Prediction of Propeller Performance in Icing Conditions using Vortex Theory
Greg Busch and Michael Bragg
University of Illinois, Urbana, Illinois, 61801
and
Andy Broeren
NASA Glenn Research Center, Cleveland, Ohio 44135
ABSTRACT
A vortex theory propeller code was developed and validated using experimental data
from a previous full-scale propeller test to analyze propeller performance in icing conditions.
The code used propeller geometry and blade section aerodynamic performance data as
inputs to compute propeller thrust and power coefficients. After initial validation, the code
was applied to a different propeller for which clean and iced thrust data were recently
acquired in the McKinley Climatic Laboratory. During the McKinley test, ice accretions
were documented, allowing iced blade-section aerodynamic performance data to be obtained
experimentally in the University of Illinois 15” x 15” wind tunnel by using ice simulations.

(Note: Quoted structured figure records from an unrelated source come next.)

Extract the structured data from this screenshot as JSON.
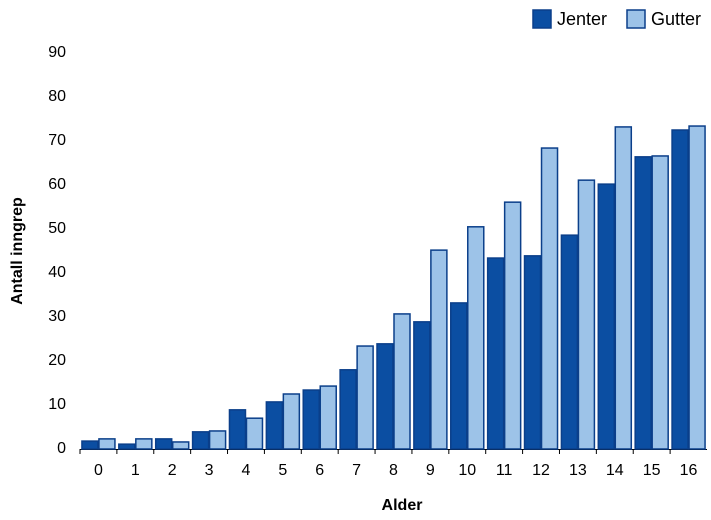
{
  "chart_data": {
    "type": "bar",
    "xlabel": "Alder",
    "ylabel": "Antall inngrep",
    "categories": [
      "0",
      "1",
      "2",
      "3",
      "4",
      "5",
      "6",
      "7",
      "8",
      "9",
      "10",
      "11",
      "12",
      "13",
      "14",
      "15",
      "16"
    ],
    "series": [
      {
        "name": "Jenter",
        "color": "#0b4ea2",
        "values": [
          1.8,
          1.1,
          2.3,
          3.9,
          8.9,
          10.7,
          13.4,
          18.0,
          23.9,
          28.9,
          33.2,
          43.4,
          43.9,
          48.6,
          60.2,
          66.4,
          72.5
        ]
      },
      {
        "name": "Gutter",
        "color": "#9dc3e8",
        "values": [
          2.3,
          2.3,
          1.6,
          4.1,
          7.0,
          12.5,
          14.3,
          23.4,
          30.7,
          45.2,
          50.5,
          56.1,
          68.4,
          61.1,
          73.2,
          66.6,
          73.4
        ]
      }
    ],
    "ylim": [
      0,
      90
    ],
    "yticks": [
      0,
      10,
      20,
      30,
      40,
      50,
      60,
      70,
      80,
      90
    ],
    "legend": "top-right",
    "grid": false
  }
}
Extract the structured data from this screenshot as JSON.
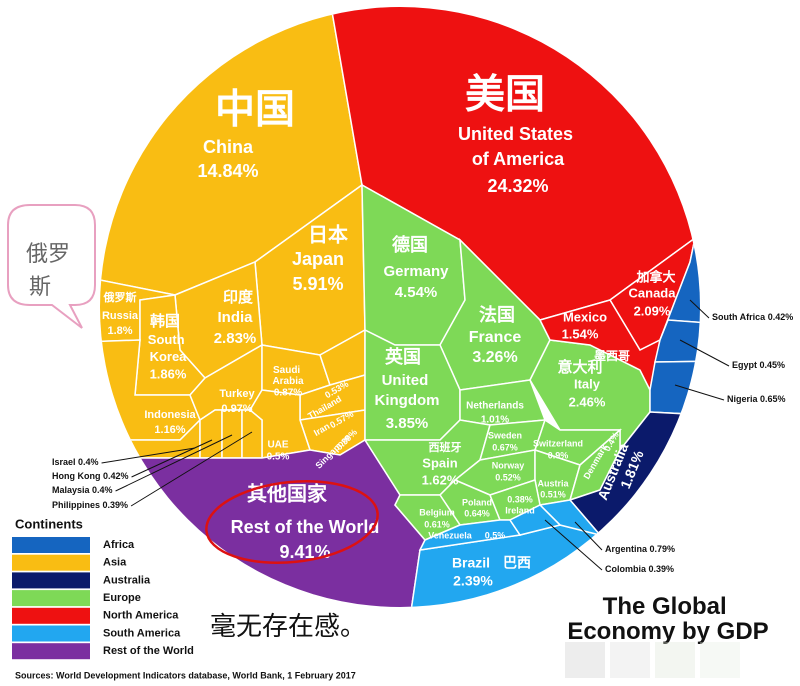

These blade-section performance data are discussed in detail in this paper. Using these data,
the propeller code predicted thrust and efficiency reductions and changes in required power
comparable to those measured in the McKinley test for Appendix C icing conditions. Ice
shedding was found to be significant for SLD icing conditions and it is recommended that a
shedding model be developed and implemented in the propeller performance code to more
accurately predict performance degradation in such conditions.